Source: AlertNet
What do we know about women caught up in conflicts?
That they're often subjected to rape, abduction and sexual violence. That just to collect water, they sometimes take desperate measures which expose them to even more danger - like aligning themselves to one of the warring factions.
It's been documented again and again that women suffer disproportionately to men in times of conflict.
Yet despite this brutal reality, many women in one war-torn region - Sudan's troubled South Kordofan state - said they were better able to cope with war than their men, according to a recent study.
"Women were different from men. They could build (a) house, bring (a) dying person from far and still be strong. They do not suffer like men," a 35-year-old woman from the Moro tribe told researchers.
"We women can focus on looking after the household and deal with each problem as they come, but men just get angry and give up."
Based on interviews with communities in South Kordofan's Nuba Mountains, the study is part of a project to record the views of local people about protection issues and the threats to their survival during major humanitarian crises.
It reveals that Nuba women believed they often had more stamina than men during the war that raged across the rugged range of granite outcrops, plateaus and escarpments between 1986 and 2005.
Psychologically, they felt much better equipped to endure the mental hardships of the war than their men.

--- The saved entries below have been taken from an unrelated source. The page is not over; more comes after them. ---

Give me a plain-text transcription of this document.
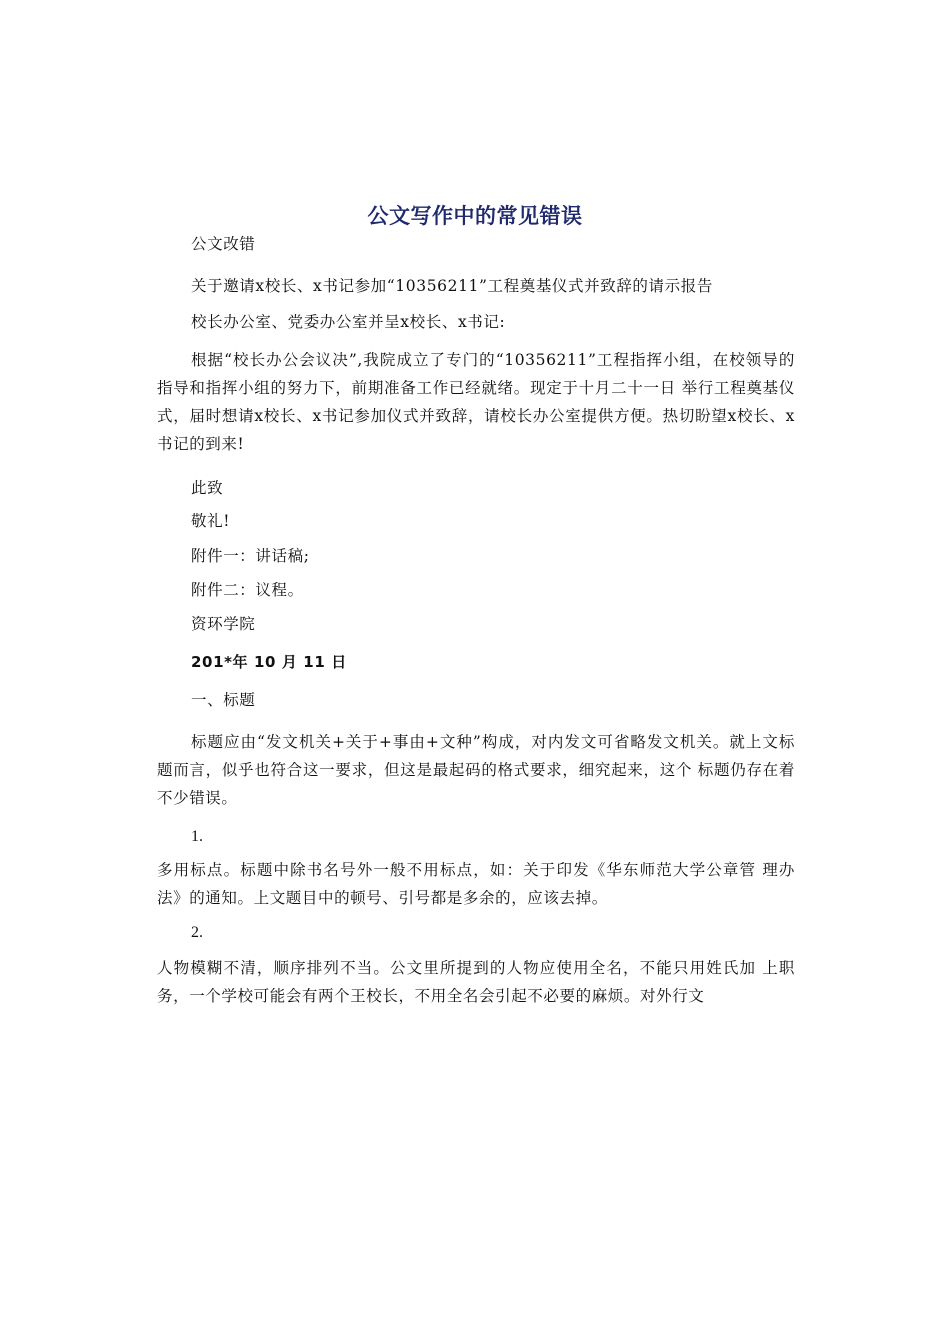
公文写作中的常见错误
公文改错
关于邀请x校长、x书记参加“10356211”工程奠基仪式并致辞的请示报告
校长办公室、党委办公室并呈x校长、x书记:
根据“校长办公会议决”,我院成立了专门的“10356211”工程指挥小组，在校领导的指导和指挥小组的努力下，前期准备工作已经就绪。现定于十月二十一日 举行工程奠基仪式，届时想请x校长、x书记参加仪式并致辞，请校长办公室提供方便。热切盼望x校长、x书记的到来!
此致
敬礼!
附件一：讲话稿;
附件二：议程。
资环学院
201*年 10 月 11 日
一、标题
标题应由“发文机关+关于+事由+文种”构成，对内发文可省略发文机关。就上文标题而言，似乎也符合这一要求，但这是最起码的格式要求，细究起来，这个 标题仍存在着不少错误。
1.
多用标点。标题中除书名号外一般不用标点，如：关于印发《华东师范大学公章管 理办法》的通知。上文题目中的顿号、引号都是多余的，应该去掉。
2.
人物模糊不清，顺序排列不当。公文里所提到的人物应使用全名，不能只用姓氏加 上职务，一个学校可能会有两个王校长，不用全名会引起不必要的麻烦。对外行文
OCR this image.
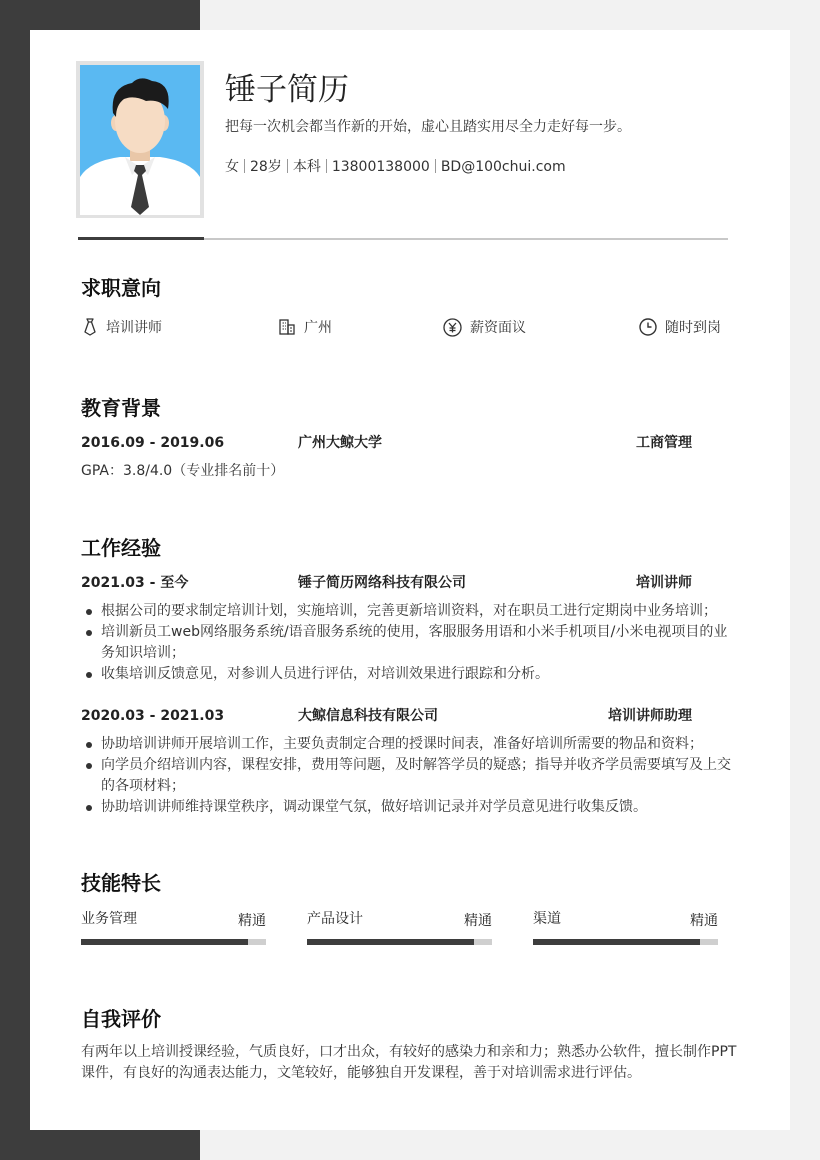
锤子简历
把每一次机会都当作新的开始，虚心且踏实用尽全力走好每一步。
女 28岁 本科 13800138000 BD@100chui.com
求职意向
培训讲师	广州	薪资面议	随时到岗
教育背景
2016.09 - 2019.06	广州大鲸大学	工商管理
GPA：3.8/4.0（专业排名前十）
工作经验
2021.03 - 至今	锤子简历网络科技有限公司	培训讲师
根据公司的要求制定培训计划，实施培训，完善更新培训资料，对在职员工进行定期岗中业务培训；
培训新员工web网络服务系统/语音服务系统的使用，客服服务用语和小米手机项目/小米电视项目的业务知识培训；
收集培训反馈意见，对参训人员进行评估，对培训效果进行跟踪和分析。
2020.03 - 2021.03	大鲸信息科技有限公司	培训讲师助理
协助培训讲师开展培训工作，主要负责制定合理的授课时间表，准备好培训所需要的物品和资料；
向学员介绍培训内容，课程安排，费用等问题，及时解答学员的疑惑；指导并收齐学员需要填写及上交的各项材料；
协助培训讲师维持课堂秩序，调动课堂气氛，做好培训记录并对学员意见进行收集反馈。
技能特长
业务管理	精通	产品设计	精通	渠道	精通
自我评价
有两年以上培训授课经验，气质良好，口才出众，有较好的感染力和亲和力；熟悉办公软件，擅长制作PPT课件，有良好的沟通表达能力，文笔较好，能够独自开发课程，善于对培训需求进行评估。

"In working with women in conflict, we shouldn't always put them in this 'vulnerable women' box that we do," author of the report, Justin Corbett, told a briefing organised by the Overseas Development Institute this week.
"Women saw men as being much less able to deal with the situation and therefore more prone to getting depressed and angry, often resorting to drink to forget their problems," the report said.
"Many told how men were less able than women to deal with hunger, crying children and bad living conditions."
It went on to say the wisdom of the women interviewed was remarkable. One woman, who spoke of how men took out their anger about hunger and their children's needs on their wives, suggested that counselling for men was needed.
South Kordofan, which borders newly independent South Sudan, is home to large communities that fought alongside south Sudanese SPLA rebel forces during its two-decade civil war against Khartoum, which ended in 2005.
The report noted that all Nuba men who were interviewed admitted without exception the crucial role of women in caring for the family as well as their wider contribution to protection: whether in feeding the SPLA forces, working as porters or caring for the injured.
However, the bigger point made by Learning from the Nuba: Civilian resilience and self-protection during conflict is how the most vulnerable people take the lead in protecting themselves, their families and communities in times of war - when the state, peacekeeping missions and the international aid machine often fail them.